My younger son has just started school this last week and he is not coping with it very well. Things will improve, but it really amazed me that his teachers didn’t immediately warm to him. They even thought he has listening and defiance issues. You have to know that he is the dreamer of the family (well, apart from yours truly). The others are very methodical, very clever in their own avenues, but he is the dreamer. He is the only one to have had an imaginary friend, who still appears every once in a while to get more lollies or treats. He is the only one who decided to come up with his own name for our new puppy Gus (Spartacus), who he calls Superdog. One really hot day when I asked the kids to turn off the tap after I had finished watering, turning it into a game to spray them and cool them down, he appeared out of nowhere with an umbrella. He’s a step or two ahead and quite a few steps to the side at any given time, kind of like me I arrogantly say to myself. 
 "Gus" or "Superdog"

So the school teachers mistook this as a defiance and listening problem. I am sure that he will have them eating out of his hands in no time, but it was such a start for me. I have never had anything but praise about my kids from school teachers. So he’s in his own world and doesn’t listen to you when you’re saying boring crap? We should all be so lucky as to have that luxury. We should not discourage people from being like that, we should champion them for their ability to resist the boring monotony that modern life reflects onto us too often.
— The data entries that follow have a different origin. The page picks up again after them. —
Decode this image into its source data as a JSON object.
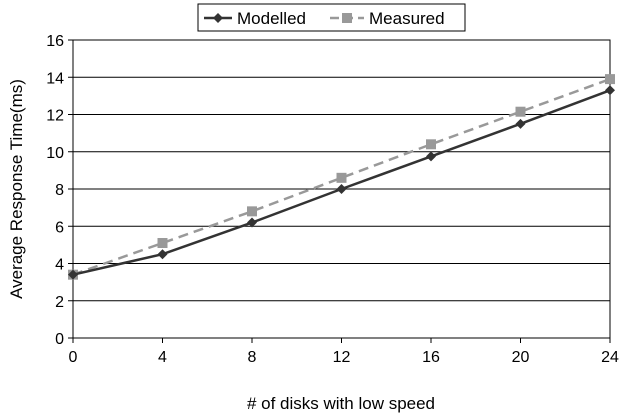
{
  "chart_data": {
    "type": "line",
    "title": "",
    "xlabel": "# of disks with low speed",
    "ylabel": "Average Response Time(ms)",
    "x": [
      0,
      4,
      8,
      12,
      16,
      20,
      24
    ],
    "xticks": [
      "0",
      "4",
      "8",
      "12",
      "16",
      "20",
      "24"
    ],
    "yticks": [
      "0",
      "2",
      "4",
      "6",
      "8",
      "10",
      "12",
      "14",
      "16"
    ],
    "xlim": [
      0,
      24
    ],
    "ylim": [
      0,
      16
    ],
    "grid": "horizontal",
    "legend_position": "top-center",
    "series": [
      {
        "name": "Modelled",
        "values": [
          3.4,
          4.5,
          6.2,
          8.0,
          9.75,
          11.5,
          13.3
        ],
        "color": "#333333",
        "marker": "diamond",
        "line": "solid"
      },
      {
        "name": "Measured",
        "values": [
          3.4,
          5.1,
          6.8,
          8.6,
          10.4,
          12.15,
          13.9
        ],
        "color": "#999999",
        "marker": "square",
        "line": "dashed"
      }
    ]
  }
}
And what if my son loses his individuality to the inflexibility of most people to be able to encourage and foster this type of life? What will that do for his moral development later on in life? Will he have to be retaught all these things that he has unlearned?

This Post’s Lame Joke.

Q: How many Analytical Philosophers does it take to change a light bulb?

A: 5

This Post’s Inappropriate over share

The problem with inappropriate over shares is that it is really difficult to come up with ones that indicate a lacking in me. As George Orwell stated, auto-biographies are only to be believed when they reveal something unpleasant and unlikeable about a character. But look at this, I’m trying to make a point here and I’m quoting Orwell for Pete’s sake. I don’t think I am very good at this. The point is, the majority of these have in the past, been too edgy and biased to do what they were supposed to. I guess I could say that I once well...no, come to think of it, I can’t say that now can I?


[1] Kohlberg, Lawrence (1981). Essays on Moral Development, Vol. I: The Philosophy of Moral Development. San Francisco, CA: Harper & Row.